HOWARD LAKE, MN It’s the end of an era at Munson Lakes Nutrition, based in Howard Lake. Longtime General Manager John Zander has retired. Before he goes, however, he is showing the ropes to Scott Erdal, the newly-hired general manager.
Zooming into a career
Zander owes his career, in part, to a motorcycle. In March of 1984, he stopped at the Munson Lakes office to inquire about a bike Bob Munson had for sale.
Zander had previously worked for Bob during several spring sales, helping customers stock up on bagged salt and barn lime.
“When I met with Bob, he asked me what I was doing and if I was looking for a job,” Zander recalled. “He had something that had just opened up prior to me coming in.”
Zander ended up with a new job . . . and that motorcycle.
Climbing the ladder of success
Zander spent his first decade with Munson Lakes as a truck driver. Next, came a manufacturing position, bagging and mixing feed for two years.
When the Munson family sold the business in 1996, he helped transition the operation from being privately-owned to a LLC.
In 2002, Zander moved from work as a production supervisor to the company’s assistant manager.
In 2004, he applied for and landed the general manager position, the job he held until his retirement.
Growing the company
Zander’s career highlights include several significant accomplishments.
“I was always looking at ways to be more efficient and grow the company, as well as use new technology to help our producers maximize their production,” he said. “In 2004, I believe we produced around 60,000 tons of feed.
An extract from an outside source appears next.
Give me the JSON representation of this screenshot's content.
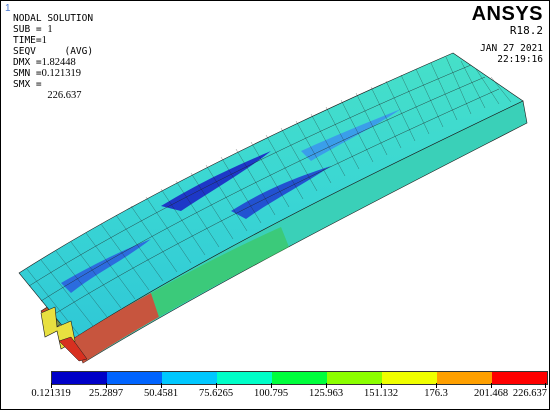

Last year, we were near 130,000 tons.”
Zander was also at the helm when new regulations regarding feed mills and food safety were required approximately six years ago. “We were among some of the first mills in the state to be HACCP-certified,” he said.
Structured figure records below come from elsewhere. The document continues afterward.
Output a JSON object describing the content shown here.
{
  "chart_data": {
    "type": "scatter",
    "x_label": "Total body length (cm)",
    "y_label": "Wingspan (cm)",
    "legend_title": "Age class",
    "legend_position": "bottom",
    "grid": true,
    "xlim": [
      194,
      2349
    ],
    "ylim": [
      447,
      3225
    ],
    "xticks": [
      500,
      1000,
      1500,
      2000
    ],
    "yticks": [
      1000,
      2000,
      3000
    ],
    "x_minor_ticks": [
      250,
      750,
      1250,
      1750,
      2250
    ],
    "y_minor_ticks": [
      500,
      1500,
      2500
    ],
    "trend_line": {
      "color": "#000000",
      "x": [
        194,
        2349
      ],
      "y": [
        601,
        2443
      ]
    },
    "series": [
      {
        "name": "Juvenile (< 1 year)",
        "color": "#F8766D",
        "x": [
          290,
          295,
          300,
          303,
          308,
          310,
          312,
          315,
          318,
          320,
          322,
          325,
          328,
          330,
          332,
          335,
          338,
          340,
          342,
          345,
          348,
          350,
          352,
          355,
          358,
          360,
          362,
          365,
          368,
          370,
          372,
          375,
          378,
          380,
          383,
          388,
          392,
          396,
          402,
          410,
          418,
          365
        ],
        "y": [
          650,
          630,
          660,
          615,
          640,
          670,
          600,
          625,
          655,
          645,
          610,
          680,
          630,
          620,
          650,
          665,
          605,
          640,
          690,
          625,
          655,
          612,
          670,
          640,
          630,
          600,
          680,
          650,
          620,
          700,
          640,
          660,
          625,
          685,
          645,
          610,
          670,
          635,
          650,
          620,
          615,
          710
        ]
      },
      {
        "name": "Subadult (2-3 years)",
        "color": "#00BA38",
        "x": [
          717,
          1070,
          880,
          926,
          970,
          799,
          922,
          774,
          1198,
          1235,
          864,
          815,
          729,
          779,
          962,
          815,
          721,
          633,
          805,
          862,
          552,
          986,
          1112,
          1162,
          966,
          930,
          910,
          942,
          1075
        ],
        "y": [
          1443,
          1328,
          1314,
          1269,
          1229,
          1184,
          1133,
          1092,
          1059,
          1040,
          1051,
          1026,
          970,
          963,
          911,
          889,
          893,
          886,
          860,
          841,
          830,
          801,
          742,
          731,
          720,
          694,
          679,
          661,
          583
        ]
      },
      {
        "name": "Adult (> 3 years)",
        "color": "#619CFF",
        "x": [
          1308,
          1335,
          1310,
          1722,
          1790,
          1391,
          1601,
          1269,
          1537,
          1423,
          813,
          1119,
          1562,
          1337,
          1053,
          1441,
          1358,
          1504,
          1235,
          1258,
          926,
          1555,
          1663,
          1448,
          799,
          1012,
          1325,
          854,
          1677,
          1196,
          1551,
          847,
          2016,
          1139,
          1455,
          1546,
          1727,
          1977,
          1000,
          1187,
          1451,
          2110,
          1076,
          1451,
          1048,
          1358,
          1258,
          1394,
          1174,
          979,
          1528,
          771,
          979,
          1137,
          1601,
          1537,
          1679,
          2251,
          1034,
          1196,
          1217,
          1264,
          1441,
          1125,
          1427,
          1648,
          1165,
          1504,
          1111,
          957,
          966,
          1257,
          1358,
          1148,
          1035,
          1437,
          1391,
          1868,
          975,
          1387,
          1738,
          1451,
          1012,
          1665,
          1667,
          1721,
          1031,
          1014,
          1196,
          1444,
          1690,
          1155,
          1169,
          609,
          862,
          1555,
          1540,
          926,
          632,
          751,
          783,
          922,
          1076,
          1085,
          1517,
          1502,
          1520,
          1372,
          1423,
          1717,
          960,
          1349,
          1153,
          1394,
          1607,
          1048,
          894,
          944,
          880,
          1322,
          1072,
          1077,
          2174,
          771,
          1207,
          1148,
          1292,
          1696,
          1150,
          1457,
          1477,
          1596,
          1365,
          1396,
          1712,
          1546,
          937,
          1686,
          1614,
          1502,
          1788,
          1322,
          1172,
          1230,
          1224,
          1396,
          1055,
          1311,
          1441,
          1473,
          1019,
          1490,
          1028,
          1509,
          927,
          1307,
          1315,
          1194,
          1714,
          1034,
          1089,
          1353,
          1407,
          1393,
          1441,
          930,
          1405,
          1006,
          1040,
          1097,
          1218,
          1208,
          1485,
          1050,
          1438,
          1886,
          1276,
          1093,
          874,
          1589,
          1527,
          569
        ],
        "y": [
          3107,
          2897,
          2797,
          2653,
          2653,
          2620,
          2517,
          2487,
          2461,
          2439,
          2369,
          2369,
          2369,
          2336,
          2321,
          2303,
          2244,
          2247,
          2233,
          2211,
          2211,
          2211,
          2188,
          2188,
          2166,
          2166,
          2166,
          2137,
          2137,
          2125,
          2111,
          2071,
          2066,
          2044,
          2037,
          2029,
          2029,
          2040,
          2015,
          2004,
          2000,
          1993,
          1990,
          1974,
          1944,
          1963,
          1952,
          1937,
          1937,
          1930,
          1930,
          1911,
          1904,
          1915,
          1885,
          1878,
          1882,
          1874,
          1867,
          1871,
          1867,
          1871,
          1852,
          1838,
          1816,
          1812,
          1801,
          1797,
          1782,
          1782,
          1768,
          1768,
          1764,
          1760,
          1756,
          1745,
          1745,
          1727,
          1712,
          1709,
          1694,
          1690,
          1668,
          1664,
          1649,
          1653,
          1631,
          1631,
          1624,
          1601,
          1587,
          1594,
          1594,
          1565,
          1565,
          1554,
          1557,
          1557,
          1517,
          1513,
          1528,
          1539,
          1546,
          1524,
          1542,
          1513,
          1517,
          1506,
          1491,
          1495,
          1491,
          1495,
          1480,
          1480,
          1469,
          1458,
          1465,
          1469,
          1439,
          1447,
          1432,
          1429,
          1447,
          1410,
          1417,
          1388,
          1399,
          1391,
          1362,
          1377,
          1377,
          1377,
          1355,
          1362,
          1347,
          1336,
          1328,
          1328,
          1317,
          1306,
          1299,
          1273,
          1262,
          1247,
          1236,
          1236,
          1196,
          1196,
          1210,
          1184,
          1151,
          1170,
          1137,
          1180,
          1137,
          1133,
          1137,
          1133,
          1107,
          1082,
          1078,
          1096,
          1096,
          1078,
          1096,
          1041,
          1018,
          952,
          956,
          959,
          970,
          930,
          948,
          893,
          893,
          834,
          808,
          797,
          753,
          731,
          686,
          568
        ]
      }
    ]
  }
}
One of the most visible changes to take place during Zander’s term was an extensive re-model of the business, which included the construction of a new business office.
“The new office was four years in the works, so that felt good when we finally moved in,” he said.
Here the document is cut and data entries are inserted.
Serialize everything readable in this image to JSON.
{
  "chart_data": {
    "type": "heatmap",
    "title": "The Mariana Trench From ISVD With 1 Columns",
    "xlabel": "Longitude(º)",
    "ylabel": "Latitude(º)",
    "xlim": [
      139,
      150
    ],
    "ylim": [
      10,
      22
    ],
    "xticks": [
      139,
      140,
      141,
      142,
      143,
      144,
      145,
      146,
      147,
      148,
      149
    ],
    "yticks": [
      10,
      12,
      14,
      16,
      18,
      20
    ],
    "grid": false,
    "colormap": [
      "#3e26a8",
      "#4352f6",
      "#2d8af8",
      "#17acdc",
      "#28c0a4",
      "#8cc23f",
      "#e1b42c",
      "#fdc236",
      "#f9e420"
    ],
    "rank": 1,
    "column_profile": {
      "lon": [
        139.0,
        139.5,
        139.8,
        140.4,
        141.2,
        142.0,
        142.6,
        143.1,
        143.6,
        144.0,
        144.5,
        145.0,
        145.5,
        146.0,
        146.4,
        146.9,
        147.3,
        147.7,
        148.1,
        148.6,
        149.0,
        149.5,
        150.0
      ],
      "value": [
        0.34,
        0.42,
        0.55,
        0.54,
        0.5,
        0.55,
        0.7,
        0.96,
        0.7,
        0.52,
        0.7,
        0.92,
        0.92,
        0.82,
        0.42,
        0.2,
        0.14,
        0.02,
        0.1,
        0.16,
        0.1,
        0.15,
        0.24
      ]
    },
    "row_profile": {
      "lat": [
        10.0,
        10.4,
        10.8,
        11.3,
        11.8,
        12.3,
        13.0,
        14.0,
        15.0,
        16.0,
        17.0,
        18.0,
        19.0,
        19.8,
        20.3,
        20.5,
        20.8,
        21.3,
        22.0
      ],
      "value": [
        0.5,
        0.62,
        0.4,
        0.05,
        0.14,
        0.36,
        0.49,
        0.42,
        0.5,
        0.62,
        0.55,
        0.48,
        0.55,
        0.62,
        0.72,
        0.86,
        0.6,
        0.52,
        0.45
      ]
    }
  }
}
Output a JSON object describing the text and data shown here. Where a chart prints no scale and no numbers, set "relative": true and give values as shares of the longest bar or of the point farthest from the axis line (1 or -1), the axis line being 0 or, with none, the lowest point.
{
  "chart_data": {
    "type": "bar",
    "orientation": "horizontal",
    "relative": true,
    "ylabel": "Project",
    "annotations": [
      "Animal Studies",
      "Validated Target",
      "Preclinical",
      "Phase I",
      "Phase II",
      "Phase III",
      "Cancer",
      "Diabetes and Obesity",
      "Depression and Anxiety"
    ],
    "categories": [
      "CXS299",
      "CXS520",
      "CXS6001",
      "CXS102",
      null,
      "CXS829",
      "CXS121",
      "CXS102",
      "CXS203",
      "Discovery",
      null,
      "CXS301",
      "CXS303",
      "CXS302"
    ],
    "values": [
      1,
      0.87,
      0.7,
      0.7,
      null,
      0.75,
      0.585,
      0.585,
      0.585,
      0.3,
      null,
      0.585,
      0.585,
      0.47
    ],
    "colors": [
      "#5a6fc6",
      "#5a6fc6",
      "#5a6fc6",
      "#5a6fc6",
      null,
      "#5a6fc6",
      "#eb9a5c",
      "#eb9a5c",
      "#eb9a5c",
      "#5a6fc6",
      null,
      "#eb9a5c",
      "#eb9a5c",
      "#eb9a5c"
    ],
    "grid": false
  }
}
Most significant to Zander are the people with whom he worked. “Fellow employees, customers, and vendors have become good friends,” he said. “Those are things that should not be overlooked.”
Zander said he has a lot to look forward to once he actually stops working.
“My wife, Shari, has already put together quite a honey-do list,” he said.
“We recently became grandparents, and have another one coming in May,” Zander said. “I am looking forward to grandpa-duties!”
Zander also wants to spend some time fishing and working on his golf game.
“Other than that, I want to just sit back and take what comes my way each day,” he said.
Officially, Zander retired just 20 days short of working for Munson Lakes for 36 years.
Stepping into some big boots
Scott Erdal is the man stepping into Munson Lakes’ general manager position.
Erdal said he heard about the job opening from an industry connection. He knew Munson Lakes well from work trading feed commodities earlier in his career.
“Munson Lakes is known as a reputable and growing feed company, with a solid foundation to build upon,” he said. “After a quick conversation with my family, I decided to pursue the opportunity, and begin the selection process,” he said.
Erdal’s first day on the job was Jan. 20.
Erdal said he first connected with Zander around the winter holidays to discuss plans for a successful changeover.
“Everything has gone really well with the transition to this point,” he said. “John and the rest of the team have done a great job of bringing me up to speed quickly, and introducing me to the operation.”
Erdal said he has learned a tremendous amount so far, and looks forward to picking up even more.
Plans for continued prosperity
Erdal’s short-term goals for Munson Lakes Nutrition include getting to know his employees and customers, as well as how the business’s facilities operate.
His long-term goals for Munson Lakes sound familiar. “I want to bring steady growth and performance to the operation while navigating a continuously changing ag industry,” he said. “The use of technology via automation, and our ability to adapt to our customers’ needs will be key for the success of Munson Lakes Nutrition.”